Later, downstairs, while Sam banged his spoon against the sides of his high-chair, spraying blobs of baby porridge across the wall, I straightened Martin’s tie fondly and reminded him of the birthday tea. He kissed me on the lips, saying he wouldn’t miss it for the world, then made Sam wave and gurgle one of his ‘bye-byes’ before offering a valedictory thumbs-up at the lumpy treasure chest, now sprouting two candles and a spangled sign saying, ‘You Are 2!’.
Yet when the party starts he is not there. The women offer reassurance and sympathy between attending to full nappies and tantrums. I want to wait for Martin, but time is racing and noise levels rising. My friends pick at the finger food, exchange anecdotes about minor domestic dramas and say, ‘No hurry’, but they have to be away by five. It’s no big deal, I tell myself, swallowing analgesics for a pounding head before giving up the wait and embarking on a search for matches. It’s no big deal,’ I say aloud, smiling defiantly at the faces round the table, as
I pluck Sam out of his high-chair and bolster his baby puffing at the two little flames.
I’m surveying the debris of the party when Martin rushes in, pushing the hair from his eyes, his tie flying over one shoulder. He is apologetic but cheerful, full of quick-fire talk about late trains and overrun meetings. He would help clear up, he says, but he has to work. There is a possibility of promotion, to London, if he doesn’t make a hash of things with his new boss, Fiona, a first in Maths from Oxford, a PhD from Harvard and sharp as nails. Talk about being kept on one’s toes. He takes his briefcase into the sitting room and then, when Sam’s tears of exhaustion grow too loud, stomps impatiently along the hall to our bedroom and closes the door.
A promotion might mean a house instead of a cramped flat and I want that badly, even if it means another move. A play room, a garden, an extra loo. I think of these things as I scrape the soggy remains of the cake into the bin and cajole Sam into the bath.

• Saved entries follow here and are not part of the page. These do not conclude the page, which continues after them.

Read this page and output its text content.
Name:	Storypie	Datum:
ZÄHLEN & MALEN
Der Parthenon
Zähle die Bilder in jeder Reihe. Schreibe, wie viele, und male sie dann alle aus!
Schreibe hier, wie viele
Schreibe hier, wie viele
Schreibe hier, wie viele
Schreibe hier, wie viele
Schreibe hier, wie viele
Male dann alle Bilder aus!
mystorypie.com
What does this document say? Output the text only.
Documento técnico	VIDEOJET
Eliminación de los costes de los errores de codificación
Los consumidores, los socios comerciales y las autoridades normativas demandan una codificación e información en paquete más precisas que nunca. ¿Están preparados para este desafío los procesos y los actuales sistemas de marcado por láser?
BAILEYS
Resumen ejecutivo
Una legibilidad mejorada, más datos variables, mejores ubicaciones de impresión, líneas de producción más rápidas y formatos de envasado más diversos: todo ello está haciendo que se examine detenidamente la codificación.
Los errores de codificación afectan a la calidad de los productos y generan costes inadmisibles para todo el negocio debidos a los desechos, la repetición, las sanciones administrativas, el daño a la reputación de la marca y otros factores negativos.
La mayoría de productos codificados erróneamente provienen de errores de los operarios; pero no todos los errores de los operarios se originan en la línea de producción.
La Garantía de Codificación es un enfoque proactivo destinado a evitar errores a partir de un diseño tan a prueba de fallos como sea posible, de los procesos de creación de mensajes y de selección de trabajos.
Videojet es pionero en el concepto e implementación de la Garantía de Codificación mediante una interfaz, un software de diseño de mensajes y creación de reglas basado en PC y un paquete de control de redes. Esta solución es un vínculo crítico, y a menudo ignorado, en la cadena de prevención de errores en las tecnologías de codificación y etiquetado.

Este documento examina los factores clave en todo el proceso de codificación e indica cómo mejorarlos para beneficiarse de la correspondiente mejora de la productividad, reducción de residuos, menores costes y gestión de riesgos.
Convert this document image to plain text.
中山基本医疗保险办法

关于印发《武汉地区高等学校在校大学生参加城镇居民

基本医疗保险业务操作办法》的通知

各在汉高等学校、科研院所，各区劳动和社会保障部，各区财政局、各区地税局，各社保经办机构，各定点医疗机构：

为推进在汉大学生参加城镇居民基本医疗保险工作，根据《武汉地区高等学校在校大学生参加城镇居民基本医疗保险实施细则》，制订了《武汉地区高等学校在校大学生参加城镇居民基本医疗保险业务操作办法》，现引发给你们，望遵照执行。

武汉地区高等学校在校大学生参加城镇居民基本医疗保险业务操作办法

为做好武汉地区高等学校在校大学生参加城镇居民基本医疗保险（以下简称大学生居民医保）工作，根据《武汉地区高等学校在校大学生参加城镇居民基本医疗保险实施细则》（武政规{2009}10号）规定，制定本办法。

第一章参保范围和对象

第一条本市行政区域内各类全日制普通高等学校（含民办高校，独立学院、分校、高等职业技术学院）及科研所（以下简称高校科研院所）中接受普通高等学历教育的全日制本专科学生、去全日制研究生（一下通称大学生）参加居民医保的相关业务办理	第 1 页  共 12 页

Suspicion arrives later that night, quietly, like a thief, tiptoeing in search of valuables. It is the suspicion not of infidelity – not yet – but of emotional desertion. To miss a birthday tea is a small crime; it is the ease with which it was missed that hurts – no phone call, no real attempt to atone, just talk of work, promotions and his big-brained boss. With such priorities how can there be room for love, either for me or Sam? I move closer, nuzzling the little forest of curls on the patch of neck under his hairline, seeking reassurance. But there is no response, only Martin’s own skin-smell and the faint scent of something else, something sweeter – the new body-wash, probably, that I bought for the shower.